Vetiver is my antidote.
Sometimes, after all the coconut-vanilla baccanalia of the night before, the lunging sweetness, I need a pointed clarity; a virile freshness. The length of a leaf; a clarified root….nature, in other words – a walk in the trees to refresh the lungs and head.
A good vetiver is a point of dignity. A no-nonsense striation of elegance in the plant world; less golden and voluptuous than sandalwood; more reserved and discreet than its fuzzy, soil libating sister patchouli.
For me it is also one of the few aromatic materials that almost do not necessitate a perfumer. Where rose or jasmine essential oils smell woozy and unfettered in their raw state and require dilution and embellishment before their setting in the jeweller’s ring, a good vetiver oil I can dab on neat. Once the initial cursory roughness dissipates, the complex, depthening, head-grounding oil resonates beautifully, and uninterruptedly, for hours.
At the same time, pure vetiver essential oil is not something I want to wear every time – sometimes you want a slice of citrus and some tonic in your gin, and vetiver oil combines so naturally with delicate florals and citrus notes that when watered down and freshened, it can have a regular, beautiful simplicity of early morning ablutions.
This is exactly what Angela Flanders has done with her Artillery Series; simple and inexpensive colognes formed around one key aromatic material: contemporary but pleasingly classical throwbacks to unfussy transparence and briskness.

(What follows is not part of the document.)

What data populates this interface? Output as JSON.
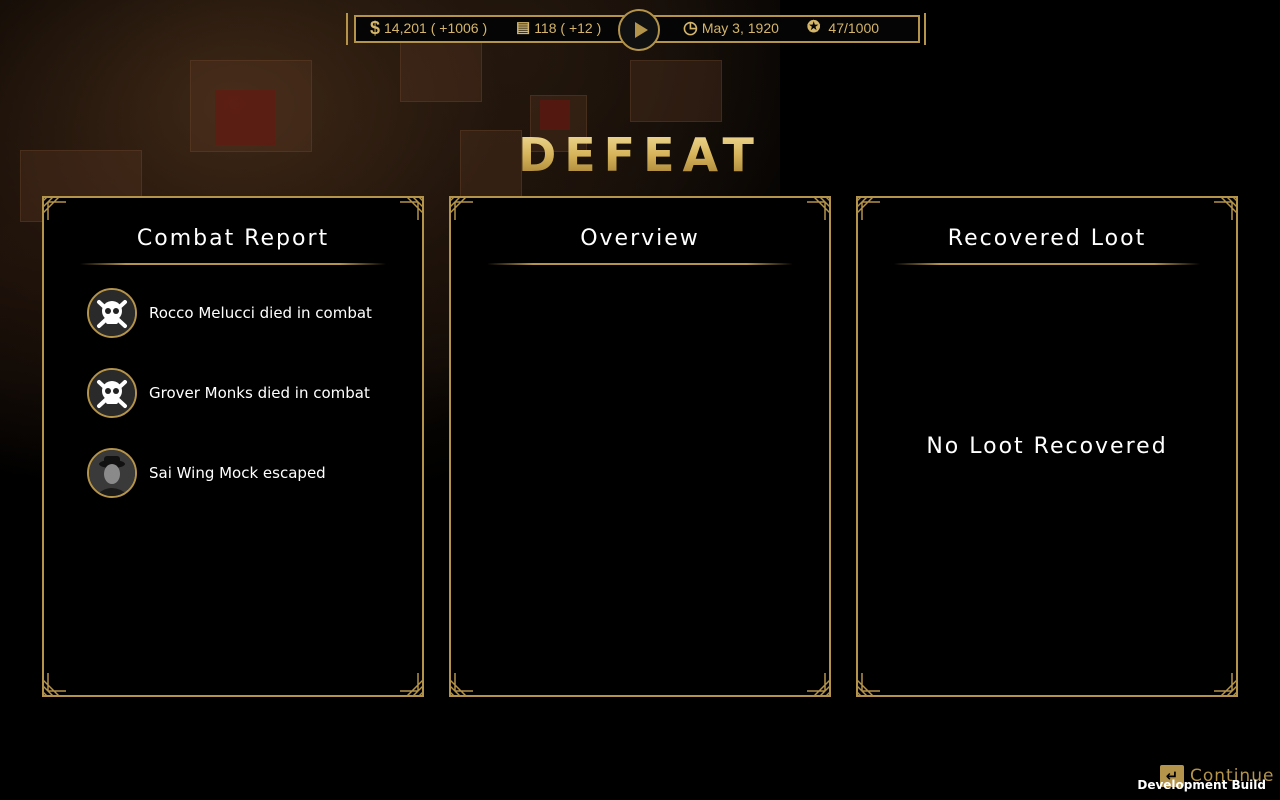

The most fêted vetivers tend to be the sculpted and perfected citrus/woody/resinous interpretations, such as Grey Vetiver, Encre Noire, Sycomore, and Vétiver Extraordinaire, all of which are very fine perfumes, ‘urban vetivers’, if you like, for the impeccably-dressed and the chic. I can wear these scents for a short time as they buoy me up and make me feel as though I have rejoined the world, but, ultimately there is something quite passive aggressively proscribed about these scents for me. There is no room to move: I feel constricted within these never-ending, synthetic spines that give me headaches: so-called ‘masterpieces of vetiver’ that quite honestly leave me cold.

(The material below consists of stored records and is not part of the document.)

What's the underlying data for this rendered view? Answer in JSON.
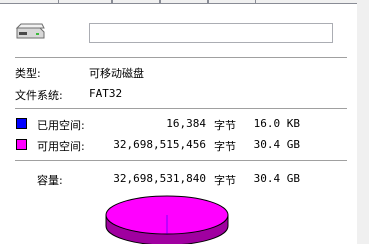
{
  "general": {
    "type_label": "类型:",
    "type_value": "可移动磁盘",
    "fs_label": "文件系统:",
    "fs_value": "FAT32"
  },
  "used": {
    "label": "已用空间:",
    "bytes": "16,384",
    "unit": "字节",
    "size": "16.0 KB",
    "color": "#0000ff"
  },
  "free": {
    "label": "可用空间:",
    "bytes": "32,698,515,456",
    "unit": "字节",
    "size": "30.4 GB",
    "color": "#ff00ff"
  },
  "capacity": {
    "label": "容量:",
    "bytes": "32,698,531,840",
    "unit": "字节",
    "size": "30.4 GB"
  },
  "pie": {
    "used_fraction": 5e-07,
    "free_color": "#ff00ff",
    "side_color": "#a000a0"
  },
  "icons": {
    "drive": "removable-drive-icon"
  }
}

By contrast, Artillery N° 4 is grace and simplicity itself: an early morning, vitreous vetiver with the lightness of a cologne that to some may lack panache, but which speaks to me directly. The official notes for the scent say it begins with bergamot and lavender, but to my nose it is all about rosewood and lime and perhaps just a hint of clary sage; a glassy patina of linalool like the surface of a Canadian lake where imaginary reeds of vetiver sway, cool and thriving, down below in deep waters; an agile, herbaceous beginning that brings to mind the flinty diffidence of Penhaligons’ regretted Eau Sans Pareil – not a hint of sweetness or overemphasized lemoned counterpoint – only a call to the outside; to that walk in cold air that your body is telling you need – before finally progressing in a very natural fashion to a light, airy, mineralic vetiver that lacks any pomp or ‘perfumer’s extravagance’ – and the very reason why I like it.